The UK government recently published an interim update on its consultation on proposed legislation to tackle online harms. The legislation will impose a new duty of care on companies that facilitate the sharing of user-generated content to protect users from harmful online content and activity.
The update is low on policy detail but, using its own words, indicates the "direction of travel" in a number of key areas. A full report will be published in the spring.
The new rules will apply to businesses that provide services or use functionality on websites operated in the UK that facilitate the sharing of user-generated content or user interactions, through comments, forums or video sharing and the like. To be in scope for the proposed legislation, a business has to operate its own website (including mobile platforms) with the functionality to enable sharing of user-generated content or user interactions.
Online harms is the collective term given to an array of harmful content and activity. The focus is often on terrorism and child sexual abuse, but revenge porn, hate crime, harassment, promotion of self-harm, disinformation, trolling and the sale of illegal goods are all covered. We are told that the regulator will produce guidance detailing how each category of harm should best be addressed.
A clear division is made between illegal and legal content. Illegal content will need to be removed expeditiously and systems will need to be in place to minimise the risk of it appearing in the first instance. With regard to legal content, the UK government is concerned not to curb freedom of expression unduly. Accordingly, businesses will be required to state explicitly what content and behaviour they deem to be unacceptable on their sites and enforce their policies consistently and transparently.
The proposed legislation will provide that child users, in particular, are to be protected. Companies will be expected to use a range of tools including age-assurance and age-verification technologies to prevent children from accessing age-inappropriate content and to protect them from other harms.
In line with the approach in recent legislation combating bribery, tax evasion and money laundering, the focus is on ensuring that companies adopt appropriate and effective systems and processes.
The update is littered with reference to proportionality, with assurance given to small businesses that the legislation will not be overly burdensome on them. Risk will be the main differentiator, followed by size and resources. What this may mean in practice is a multitiered system with the potential for real uncertainty as to proper implementation. Stakeholders' engagement with the regulator from an early stage will be vital.
In addition to fines, the government proposed enforcement by way of senior management liability and business disruption measures. This caused widespread concern among social media companies. We are told that the government is considering the responses to this aspect of the proposal – an indication that sanctions may not be as draconian as originally proposed.
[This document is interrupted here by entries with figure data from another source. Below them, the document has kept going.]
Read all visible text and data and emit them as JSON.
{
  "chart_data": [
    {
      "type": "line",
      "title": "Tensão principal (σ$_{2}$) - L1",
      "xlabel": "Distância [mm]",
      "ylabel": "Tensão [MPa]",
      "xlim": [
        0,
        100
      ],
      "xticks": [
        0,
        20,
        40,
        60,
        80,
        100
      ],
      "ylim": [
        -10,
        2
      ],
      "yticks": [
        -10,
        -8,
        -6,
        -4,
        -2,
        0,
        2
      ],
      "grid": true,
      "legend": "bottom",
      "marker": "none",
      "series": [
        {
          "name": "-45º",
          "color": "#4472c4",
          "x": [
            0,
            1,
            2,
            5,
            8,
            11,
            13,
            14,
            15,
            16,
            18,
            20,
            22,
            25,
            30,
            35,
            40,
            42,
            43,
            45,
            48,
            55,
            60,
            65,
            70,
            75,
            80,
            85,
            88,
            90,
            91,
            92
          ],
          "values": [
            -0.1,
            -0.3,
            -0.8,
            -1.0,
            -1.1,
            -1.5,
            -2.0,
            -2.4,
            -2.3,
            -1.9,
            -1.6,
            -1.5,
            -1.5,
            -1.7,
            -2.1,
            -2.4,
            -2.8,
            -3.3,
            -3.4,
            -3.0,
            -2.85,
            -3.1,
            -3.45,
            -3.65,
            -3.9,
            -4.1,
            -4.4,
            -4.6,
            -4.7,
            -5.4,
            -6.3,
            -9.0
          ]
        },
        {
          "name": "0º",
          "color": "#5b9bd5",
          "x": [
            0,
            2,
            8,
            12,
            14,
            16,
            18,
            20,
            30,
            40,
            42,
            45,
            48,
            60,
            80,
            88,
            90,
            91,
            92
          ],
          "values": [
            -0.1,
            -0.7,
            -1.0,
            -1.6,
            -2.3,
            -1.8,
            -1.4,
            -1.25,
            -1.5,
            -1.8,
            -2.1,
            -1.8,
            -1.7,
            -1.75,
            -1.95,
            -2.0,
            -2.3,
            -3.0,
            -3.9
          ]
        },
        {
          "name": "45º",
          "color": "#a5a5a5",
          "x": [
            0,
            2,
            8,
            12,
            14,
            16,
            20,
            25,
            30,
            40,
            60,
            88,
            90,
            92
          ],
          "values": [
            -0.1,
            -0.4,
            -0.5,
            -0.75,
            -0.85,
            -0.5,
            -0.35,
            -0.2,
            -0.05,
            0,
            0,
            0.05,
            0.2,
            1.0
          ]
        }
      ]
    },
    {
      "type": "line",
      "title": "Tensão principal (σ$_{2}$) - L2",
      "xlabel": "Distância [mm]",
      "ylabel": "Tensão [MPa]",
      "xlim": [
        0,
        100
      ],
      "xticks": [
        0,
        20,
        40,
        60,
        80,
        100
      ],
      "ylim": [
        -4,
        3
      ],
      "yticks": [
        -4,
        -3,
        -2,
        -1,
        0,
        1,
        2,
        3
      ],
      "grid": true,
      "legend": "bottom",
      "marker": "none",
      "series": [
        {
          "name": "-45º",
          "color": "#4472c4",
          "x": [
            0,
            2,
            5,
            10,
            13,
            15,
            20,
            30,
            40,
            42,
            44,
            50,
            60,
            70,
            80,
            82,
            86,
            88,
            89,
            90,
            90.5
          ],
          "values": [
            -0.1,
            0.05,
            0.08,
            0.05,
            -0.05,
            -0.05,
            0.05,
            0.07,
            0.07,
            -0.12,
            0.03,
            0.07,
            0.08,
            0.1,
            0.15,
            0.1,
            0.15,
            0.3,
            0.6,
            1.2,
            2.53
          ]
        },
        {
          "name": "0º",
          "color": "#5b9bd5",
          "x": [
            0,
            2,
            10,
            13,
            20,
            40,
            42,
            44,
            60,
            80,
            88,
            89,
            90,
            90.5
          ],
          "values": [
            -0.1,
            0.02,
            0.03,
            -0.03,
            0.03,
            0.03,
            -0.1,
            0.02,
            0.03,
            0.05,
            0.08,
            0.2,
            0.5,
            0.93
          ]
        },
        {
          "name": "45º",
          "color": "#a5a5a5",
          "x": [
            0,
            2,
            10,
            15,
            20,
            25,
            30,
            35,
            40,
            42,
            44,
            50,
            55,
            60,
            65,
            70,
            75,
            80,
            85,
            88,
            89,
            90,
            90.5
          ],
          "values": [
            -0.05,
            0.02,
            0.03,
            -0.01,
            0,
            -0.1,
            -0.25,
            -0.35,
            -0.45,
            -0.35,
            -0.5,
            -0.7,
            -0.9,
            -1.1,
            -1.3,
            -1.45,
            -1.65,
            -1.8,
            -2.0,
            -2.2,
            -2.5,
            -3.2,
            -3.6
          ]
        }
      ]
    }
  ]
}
The Office of Communications, known as Ofcom, has been named as the government's choice for regulator. As it already oversees TV and radio, as well as postal, phone and broadband services, there is certainly logic in the choice. This is, however, an entirely new ball game. Whether it will be able to cope effectively with this enormously complex and vast new brief is to be seen.
Interim codes of conduct
The government expects that companies should be taking action now to tackle harmful content or activity on their services. Voluntary interim codes of practice on tackling terrorist and child sexual exploitation and abuse content and activity will be produced in the coming months.